Face aux multiples crises internes et externes, certains observateurs se demandent si ce pilier que représentent les Gardiens ne commence pas à montrer des signes de faiblesse. La multiplication des mouvements contestataires, la situation économique catastrophique et l’isolement international mettent une pression considérable sur l’ensemble du système.
Pourtant, tant que les Gardiens resteront unis et fidèles au guide suprême, il sera extrêmement difficile de faire tomber la République islamique. Leur contrôle sur les instruments de répression et sur l’économie leur confère une résilience que peu de régimes autoritaires peuvent revendiquer.

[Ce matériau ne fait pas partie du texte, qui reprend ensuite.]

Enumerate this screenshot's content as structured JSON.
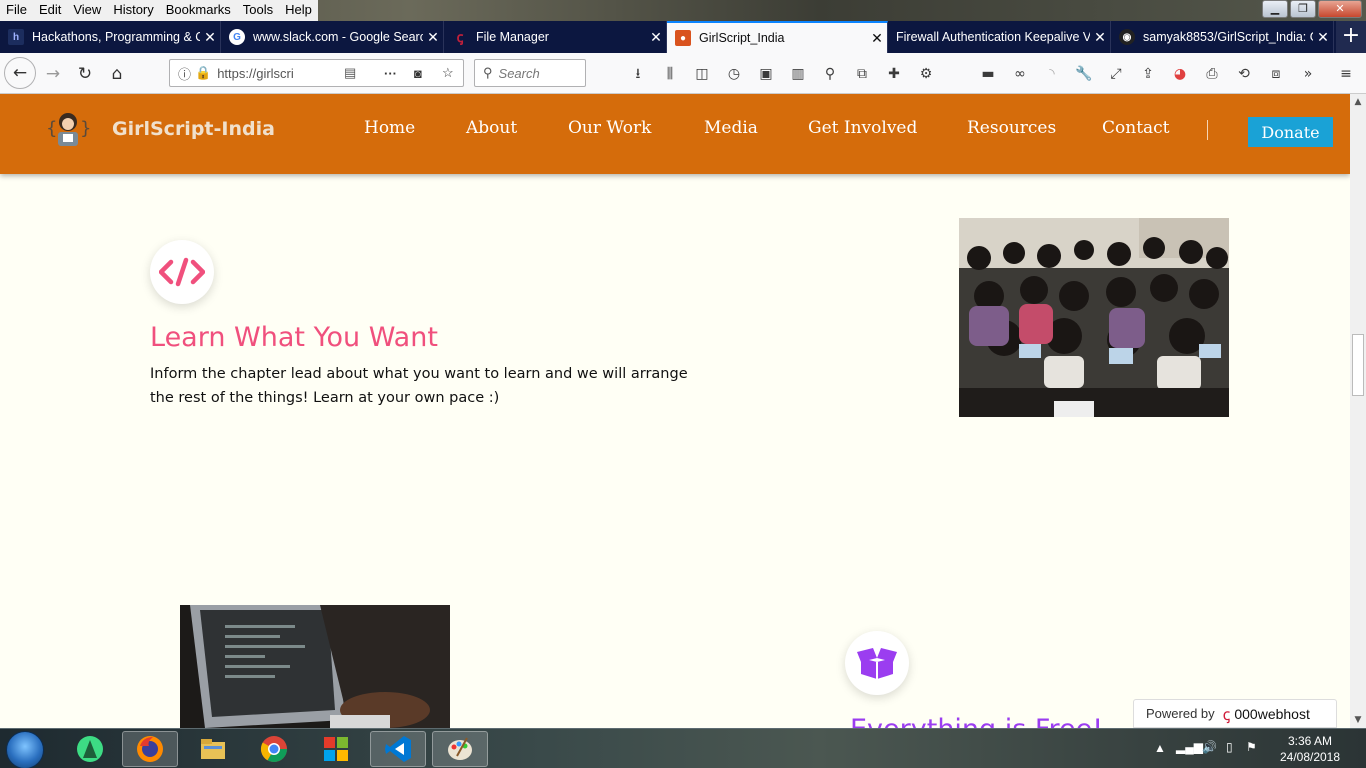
{
  "browser": {
    "menu": [
      "File",
      "Edit",
      "View",
      "History",
      "Bookmarks",
      "Tools",
      "Help"
    ],
    "window_buttons": {
      "minimize": "▁",
      "maximize": "❐",
      "close": "✕"
    },
    "tabs": [
      {
        "title": "Hackathons, Programming & C",
        "favicon": "hackerearth-icon",
        "color": "#1c2d5e"
      },
      {
        "title": "www.slack.com - Google Searc",
        "favicon": "google-icon",
        "color": "#ffffff"
      },
      {
        "title": "File Manager",
        "favicon": "000webhost-icon",
        "color": "#c0203b"
      },
      {
        "title": "GirlScript_India",
        "favicon": "girlscript-icon",
        "color": "#d9531e"
      },
      {
        "title": "Firewall Authentication Keepalive V",
        "favicon": "",
        "color": ""
      },
      {
        "title": "samyak8853/GirlScript_India: G",
        "favicon": "github-icon",
        "color": "#222222"
      }
    ],
    "new_tab": "+",
    "url": "https://girlscri",
    "search_placeholder": "Search"
  },
  "site": {
    "brand": "GirlScript-India",
    "nav": [
      "Home",
      "About",
      "Our Work",
      "Media",
      "Get Involved",
      "Resources",
      "Contact"
    ],
    "donate_label": "Donate",
    "header_color": "#d56c0b",
    "feature1": {
      "icon": "code-icon",
      "title": "Learn What You Want",
      "text_line1": "Inform the chapter lead about what you want to learn and we will arrange",
      "text_line2": "the rest of the things! Learn at your own pace :)",
      "color": "#f0507d"
    },
    "feature2": {
      "icon": "open-box-icon",
      "title": "Everything is Free!",
      "color": "#9b3df0"
    },
    "powered_label": "Powered by",
    "powered_brand": "000webhost"
  },
  "taskbar": {
    "apps": [
      "android-studio-icon",
      "firefox-icon",
      "file-explorer-icon",
      "chrome-icon",
      "office-icon",
      "vscode-icon",
      "paint-icon"
    ],
    "time": "3:36 AM",
    "date": "24/08/2018"
  }
}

Dans les mois et les années à venir, l’évolution du statut international des Gardiens de la Révolution constituera sans doute l’un des indicateurs les plus fiables de la santé du régime iranien et des relations entre Téhéran et l’Occident.
Une chose est sûre : comprendre le fonctionnement, les ressources et l’idéologie des Gardiens reste indispensable pour appréhender la réalité politique et sociale de l’Iran contemporain.
Leur omniprésence dans tous les rouages du pouvoir en fait bien plus qu’une simple force armée : ils incarnent aujourd’hui l’essence même du système politique mis en place il y a plus de quarante ans.
Et tant qu’ils conserveront cette position dominante, la République islamique gardera les moyens de perdurer, même au prix d’une répression toujours plus sévère et d’un isolement croissant sur la scène internationale.